L’avis du praticien : Magali Besnard
Ce dispositif nous semble avoir vocation à s’appliquer en priorité aux TPE et PME et ce pour plusieurs raisons :
- La réalisation des copies doit se faire dans un laps de temps réduit, ce qui induit :
- Un volume de données réduit à copier. Aussi, les systèmes utilisés ne doivent pas être trop complexes pour qu’il soit techniquement possible de réaliser une copie en une journée.
- Des archives fiscales déjà constituées. L’Administration ne pourra pas exploiter les sauvegardes sans avoir la disposition du système utilisé par la société.
- L’Administration recherche généralement à disposer des copies des fichiers de systèmes de caisses :
- Cela est rendu possible par l’obligation depuis début 2018 d’utiliser un logiciel de caisse certifié qui doit notamment prévoir un archivage des données.

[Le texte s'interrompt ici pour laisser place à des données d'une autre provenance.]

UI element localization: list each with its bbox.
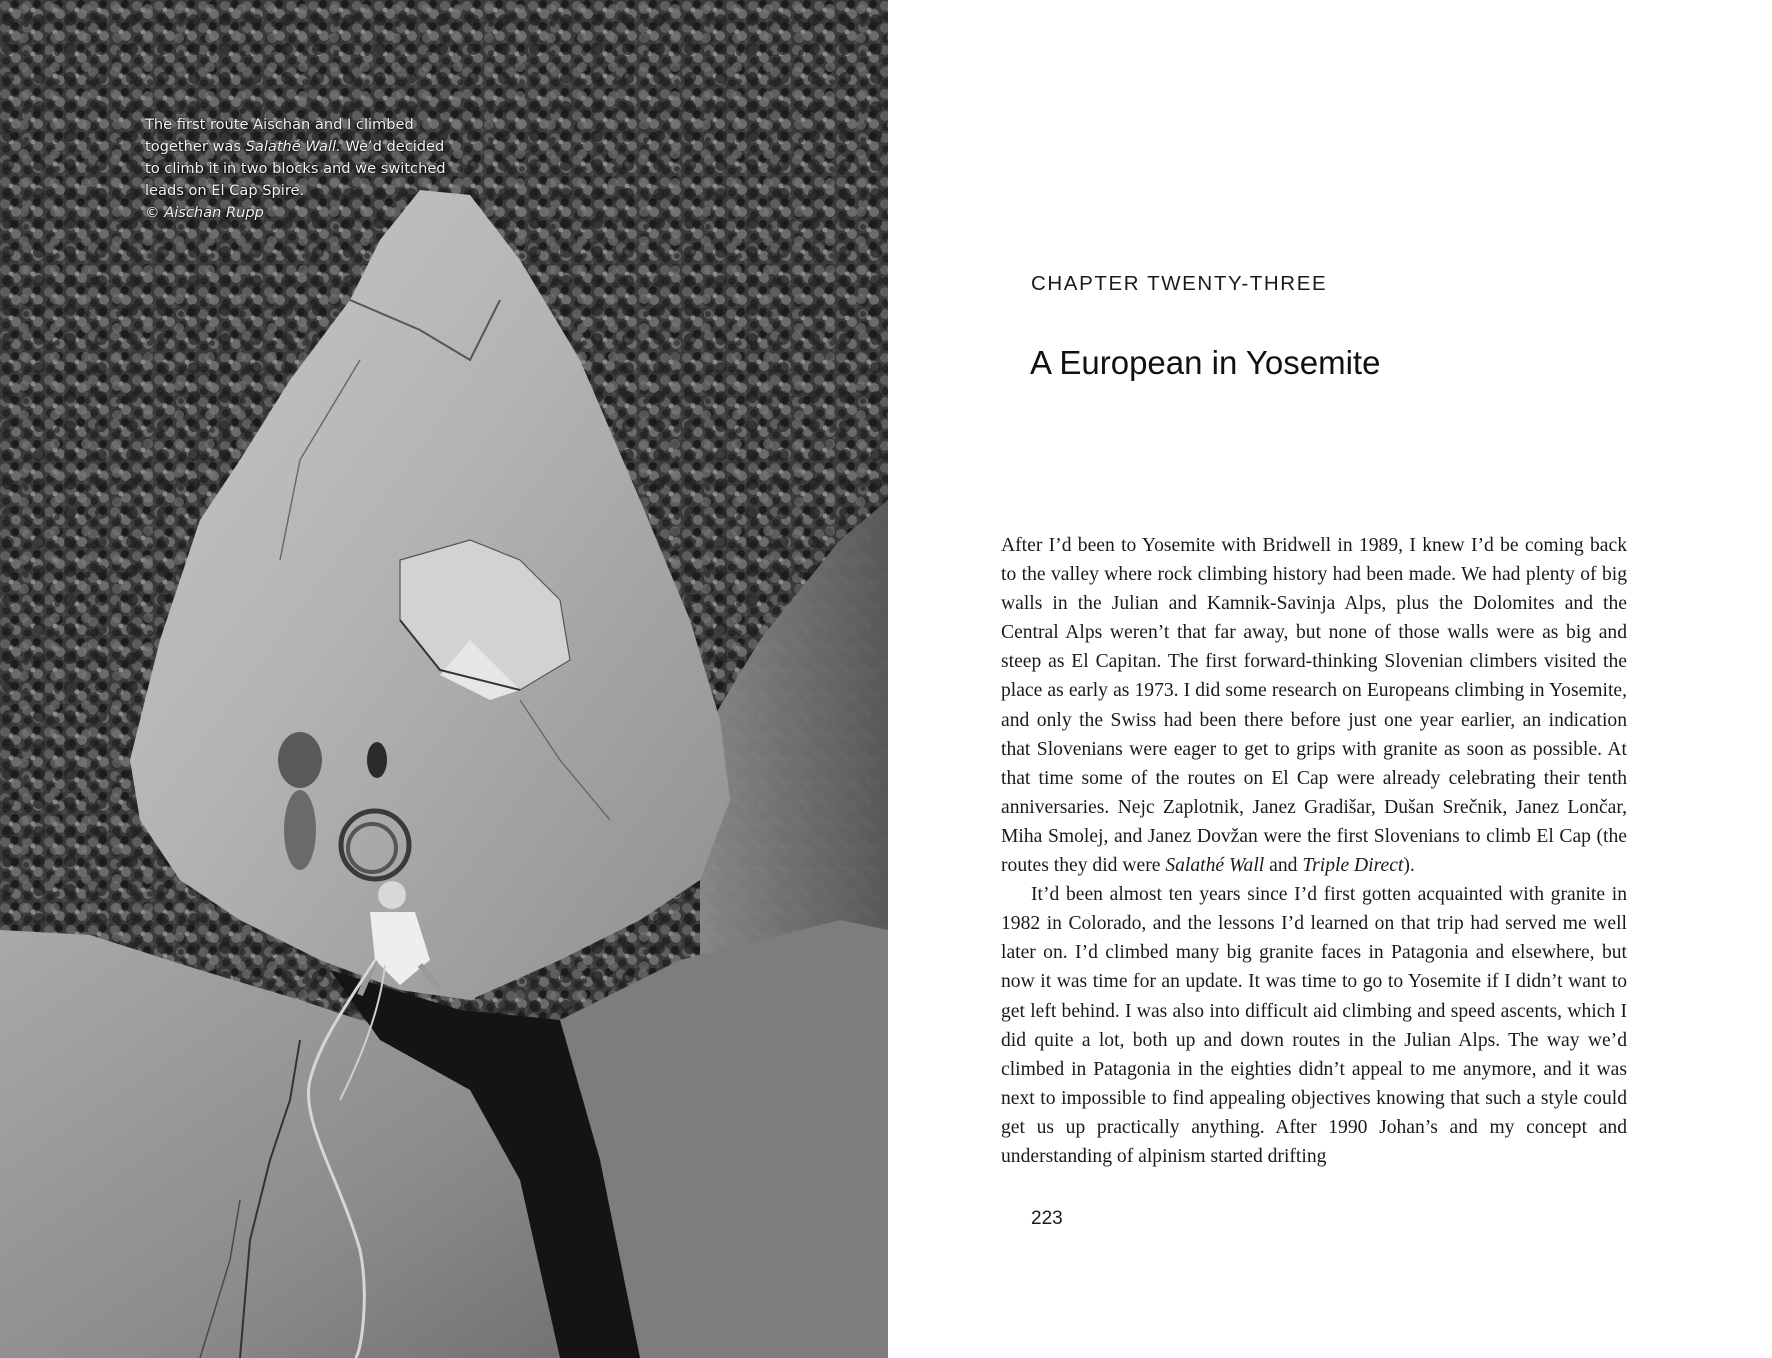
paragraph-text: ). [1403, 855, 1415, 877]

Les copies des fichiers pourront être utilisées par l’Administration en cas de réalisation de traitements informatiques et être comparées aux résultats des traitements réalisés par le contribuable. Ce dernier sera amené à justifier les éventuels écarts constatés. En pratique, ce renforcement du dispositif « anti-modification » des données comptables sera surtout utilisé dans le cadre des contrôles inopinés des petites et moyennes structures mais confirme une nouvelle fois le souhait de l’Administration de mettre les données électroniques au cœur du contrôle fiscal.